Which brings us back to The Revenue Man. Glenn Brown has always been a student of music, developing an appreciation for varying styles while learning his first instrument, the cello. While his background is without question steeped in country music and Americana, British new wave was not unknown to him. In recording this cover, Brown’s aim was to take it and make it his own. He told us:
I always loved Elvis Costello’s version and only recently realized he didn’t write it. And I really appreciated the, almost, punk energy singing those lyrics. I was playing around on acoustic one day and fell on the descending progression of the pre-chorus and recognized it. So I started playing around with doing it as a cover. While arranging it, I wanted it to go so far away from the original that it bordered on absurd, but not in a parody kind of way. I describe it as what would be playing on the jukebox in a West Texas dive bar during a zombie fight scene in a yet to be made Quentin Tarantino film.
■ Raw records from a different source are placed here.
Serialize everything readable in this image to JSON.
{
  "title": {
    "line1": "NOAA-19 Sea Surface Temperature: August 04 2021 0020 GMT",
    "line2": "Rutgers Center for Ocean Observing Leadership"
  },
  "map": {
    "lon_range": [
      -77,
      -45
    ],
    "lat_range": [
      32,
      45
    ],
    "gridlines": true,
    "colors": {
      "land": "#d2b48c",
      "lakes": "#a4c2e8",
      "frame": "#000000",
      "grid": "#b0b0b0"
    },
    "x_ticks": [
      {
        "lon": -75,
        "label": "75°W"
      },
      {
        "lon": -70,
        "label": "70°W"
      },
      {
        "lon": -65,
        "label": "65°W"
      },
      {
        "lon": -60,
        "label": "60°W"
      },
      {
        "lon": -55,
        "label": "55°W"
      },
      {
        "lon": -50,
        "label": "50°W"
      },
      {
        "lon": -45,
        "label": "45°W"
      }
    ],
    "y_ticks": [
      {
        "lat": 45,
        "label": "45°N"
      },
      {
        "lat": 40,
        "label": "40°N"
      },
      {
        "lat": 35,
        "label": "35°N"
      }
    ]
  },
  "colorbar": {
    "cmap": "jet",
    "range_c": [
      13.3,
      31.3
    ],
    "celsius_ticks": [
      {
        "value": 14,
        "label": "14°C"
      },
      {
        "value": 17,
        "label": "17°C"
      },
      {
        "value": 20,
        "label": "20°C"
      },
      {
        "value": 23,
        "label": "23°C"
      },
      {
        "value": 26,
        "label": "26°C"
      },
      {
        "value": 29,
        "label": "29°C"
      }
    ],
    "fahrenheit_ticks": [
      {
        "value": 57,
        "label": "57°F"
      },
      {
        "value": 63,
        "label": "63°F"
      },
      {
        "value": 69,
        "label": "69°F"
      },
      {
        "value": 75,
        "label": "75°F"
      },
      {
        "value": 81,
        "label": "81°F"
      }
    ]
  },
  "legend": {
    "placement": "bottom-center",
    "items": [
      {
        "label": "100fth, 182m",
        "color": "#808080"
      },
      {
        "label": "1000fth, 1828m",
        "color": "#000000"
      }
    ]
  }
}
True enough, the Revenue Man’s version is slower, more plaintive, and overall strikingly different. It gives off a definite honky-tonk vibe, with a prominent steel guitar, hollerback backing vocals, and a hefty dose of both echo and reverb on the mix as a whole. With a little imagination, one actually could visualize zombies fighting in a Texas bar while the band played on behind the chicken wire, and a 80-year old couple in scuffed cowboy boots slow-dancing in the corner, oblivious to it all. That being said, the world-weariness of Glenn Brown’s voice presents an interesting contrast to both Brinsley Schwarz’s original and Elvis Costello’s cover. The Brinsleys asked the titular question intellectually; Elvis spat it out with equal parts frustration and contempt. The Revenue Man, however, asks it through the eyes of someone who really has walked through this wicked world and these troubled times for a lot of years, and almost pleads with us to weigh the consequences of letting this question continue to go unanswered. If old-school country is your thing, or even if it’s not, The Revenue Man’s version of this generational classic is worth a listen.
Tom Waits’ version of “Hound Dog” sticks sonically closer to Big Mama Thornton’s original than to Elvis Presley’s version. It’s bluesy like Big Mama’s, every bit as rough and raw too. The polish and smirk that Elvis added to the number is long gone. But there’s a tell that Tom’s covering the Elvis cover in this New Year’s Eve 1988 live recording: He sings the rewritten lyrics.
Lines about catching rabbits and crying all the time were not in the Big Mama’s original recording. Contrary to popular lore, they weren’t first added for Elvis, but for the Freddy Bell and the Bellboys Vegas-revue version from which Elvis learned the song. Leiber and Stoller later complained that the new lines made no sense – an actual dog is lying about being high class? – but they did make them a lot of money. So this is actually a third-degree cover: Tom covers Elvis’s cover of Freddy Bell’s cover of Big Mama Thornton. But spiritually, he brings it right back to the original.